Happy Monday! Project ‘Get Abs & Save Money‘ is going strong! Last week I talked about being realistic with your lifestyle to boost your chances of success, the idea of forming habits like peeling away layers of an onion and remembering we improve our health because we love ourselves! Here’s what I learned this week.

Confront the numbers and make a plan

This week I checked in with with Samantha on how my nutrition has been going over the last couples of weeks. I was eager to see how I did because I’ve really been trying my best to nourish myself in the ways we discussed. Taking a closer look at my numbers we noticed an area that needs improvement – my protein. We then broke down my daily protein goal into a per meal goal which made it much easier to swallow (pun intended) and easier to plan for. We also came up with a list of foods that I can start including in my meals and snacks to boost protein. A lot of my meals didn’t change but we were able to sub in a more protein-filled version of the same foods to beef up my numbers.

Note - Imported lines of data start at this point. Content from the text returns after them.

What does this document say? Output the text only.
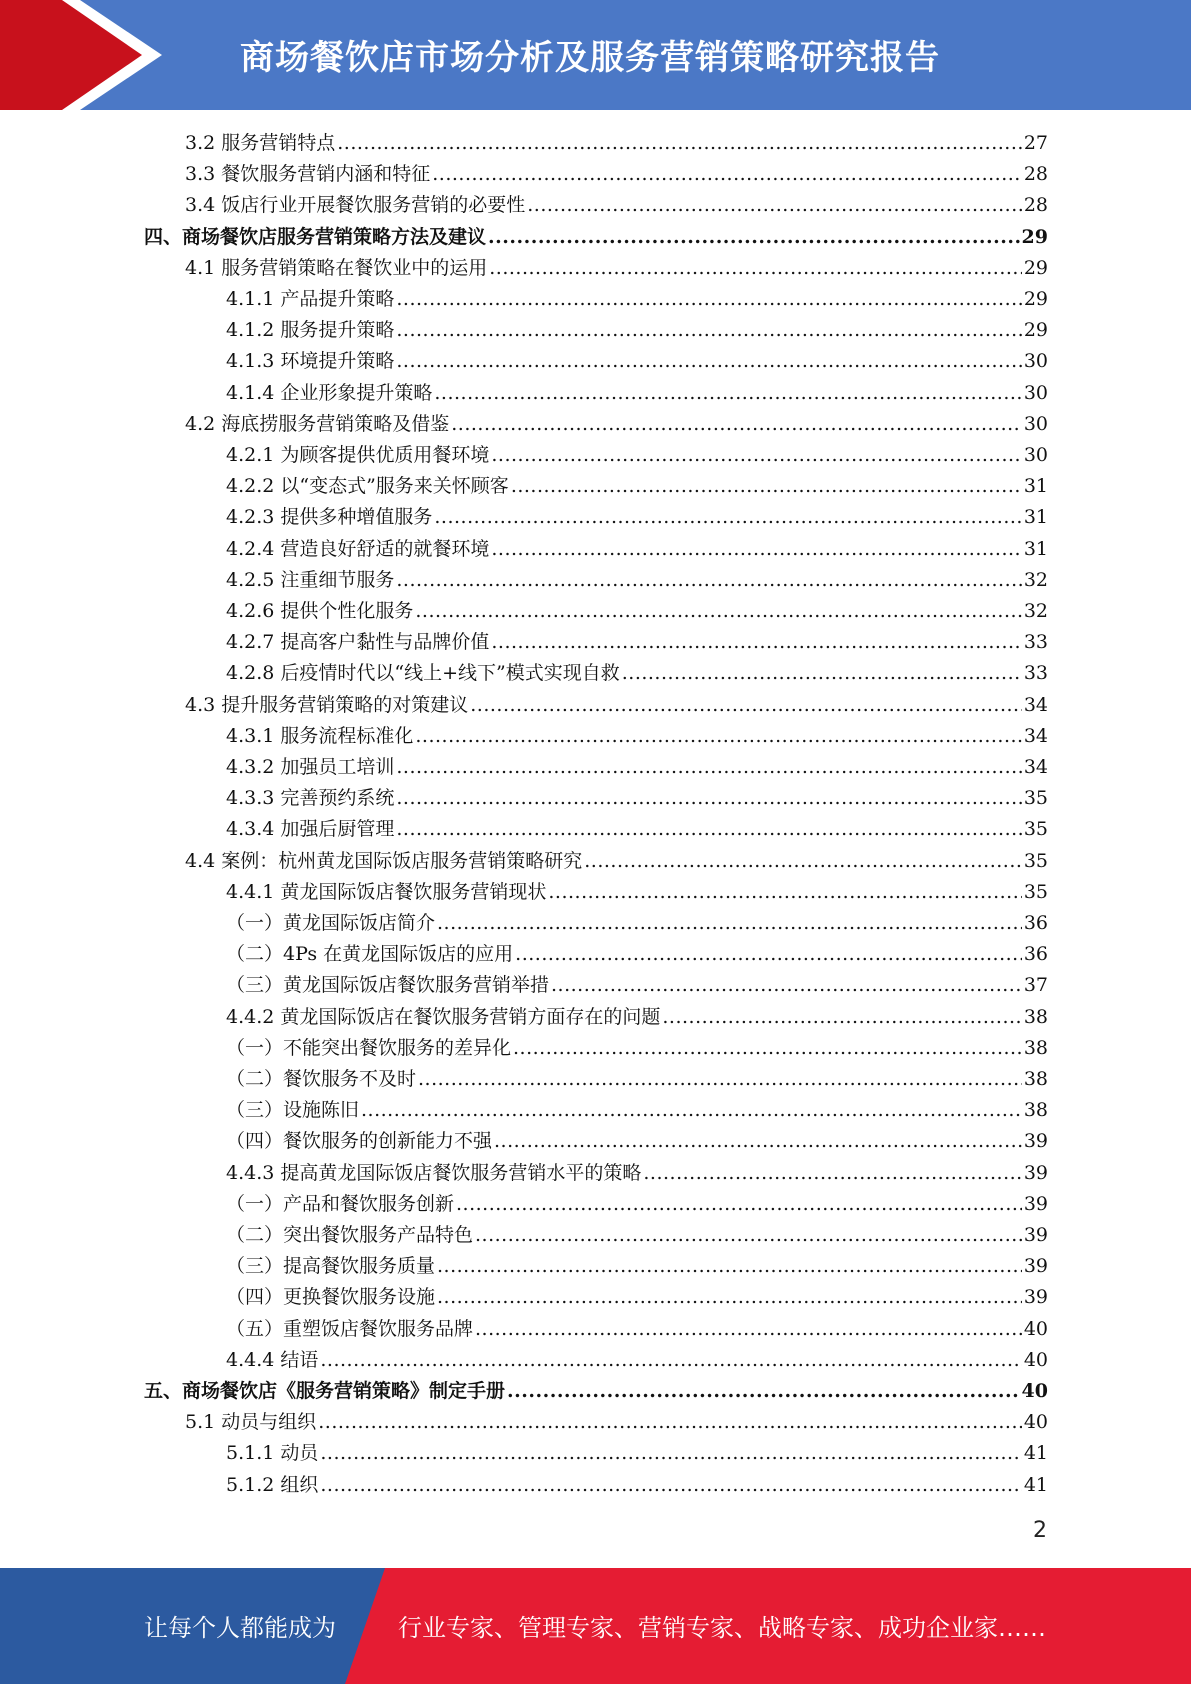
商场餐饮店市场分析及服务营销策略研究报告
3.2 服务营销特点 .....	27
3.3 餐饮服务营销内涵和特征 .....	28
3.4 饭店行业开展餐饮服务营销的必要性 .....	28
四、商场餐饮店服务营销策略方法及建议 .....	29
4.1 服务营销策略在餐饮业中的运用 .....	29
4.1.1 产品提升策略 .....	29
4.1.2 服务提升策略 .....	29
4.1.3 环境提升策略 .....	30
4.1.4 企业形象提升策略 .....	30
4.2 海底捞服务营销策略及借鉴 .....	30
4.2.1 为顾客提供优质用餐环境 .....	30
4.2.2 以“变态式”服务来关怀顾客 .....	31
4.2.3 提供多种增值服务 .....	31
4.2.4 营造良好舒适的就餐环境 .....	31
4.2.5 注重细节服务 .....	32
4.2.6 提供个性化服务 .....	32
4.2.7 提高客户黏性与品牌价值 .....	33
4.2.8 后疫情时代以“线上+线下”模式实现自救 .....	33
4.3 提升服务营销策略的对策建议 .....	34
4.3.1 服务流程标准化 .....	34
4.3.2 加强员工培训 .....	34
4.3.3 完善预约系统 .....	35
4.3.4 加强后厨管理 .....	35
4.4 案例：杭州黄龙国际饭店服务营销策略研究 .....	35
4.4.1 黄龙国际饭店餐饮服务营销现状 .....	35
（一）黄龙国际饭店简介 .....	36
（二）4Ps 在黄龙国际饭店的应用 .....	36
（三）黄龙国际饭店餐饮服务营销举措 .....	37
4.4.2 黄龙国际饭店在餐饮服务营销方面存在的问题 .....	38
（一）不能突出餐饮服务的差异化 .....	38
（二）餐饮服务不及时 .....	38
（三）设施陈旧 .....	38
（四）餐饮服务的创新能力不强 .....	39
4.4.3 提高黄龙国际饭店餐饮服务营销水平的策略 .....	39
（一）产品和餐饮服务创新 .....	39
（二）突出餐饮服务产品特色 .....	39
（三）提高餐饮服务质量 .....	39
（四）更换餐饮服务设施 .....	39
（五）重塑饭店餐饮服务品牌 .....	40
4.4.4 结语 .....	40
五、商场餐饮店《服务营销策略》制定手册 .....	40
5.1 动员与组织 .....	40
5.1.1 动员 .....	41
5.1.2 组织 .....	41
2
让每个人都能成为	行业专家、管理专家、营销专家、战略专家、成功企业家……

Going through this experience I immediately thought of my clients. Many of them hate and despise keeping a money journal initially. I challenge them to work through it because facing the numbers is such a powerful exercise. It gives us the power to do something about it. We now have something to work with. It doesn’t matter if you spend too much in one area or don’t eat enough protein or fat, don’t judge or beat yourself up. You now have the information you need to make a plan to get those numbers wherever you want!

Change is good!

I had a funny experience one night last week when I ordered butternut squash soup on a chilly evening. The soup tasted sickly sweet to me. I couldn’t even eat it! It might as well have been butternut squash soup mixed with a cup of sugar. I looked at the ingredients and saw it had a some honey in it. After speaking to Samantha I learned that my palette has probably changed over the last three weeks of eating nutrient filled foods and no sugar. I was shocked. This kind of relativity exists in our financial lives as well. Some might think it’s obscene to spend $2,000 a month on rent while others might think it’s completely normal or even cheap. Whatever you have decided is “normal” for your spending doesn’t have to be the reality, especially if it doesn’t work with your goals. We get to create our reality with money and get to choose what’s normal for us. It’s all relative.

The numbers

This week I didn’t spend any money on Amazon, spent $156.44 for groceries, and $36.39 on eating out which totals to $192.94. This is over what I’ve budgeted per week and I think it’s realistic of what I’ll be spending so I adjusted my budget (or happiness allocation).With the revised numbers I’m saving $32 a week which will total to $1,648 a year. After the initial consult and 3 sessions with Samantha, I’ve will have paid $685 which leaves me with $963 of savings from this project. Not too shabby! It’s always important to check in with any savings goals and your happiness allocation after ~2-3 weeks of testing it out.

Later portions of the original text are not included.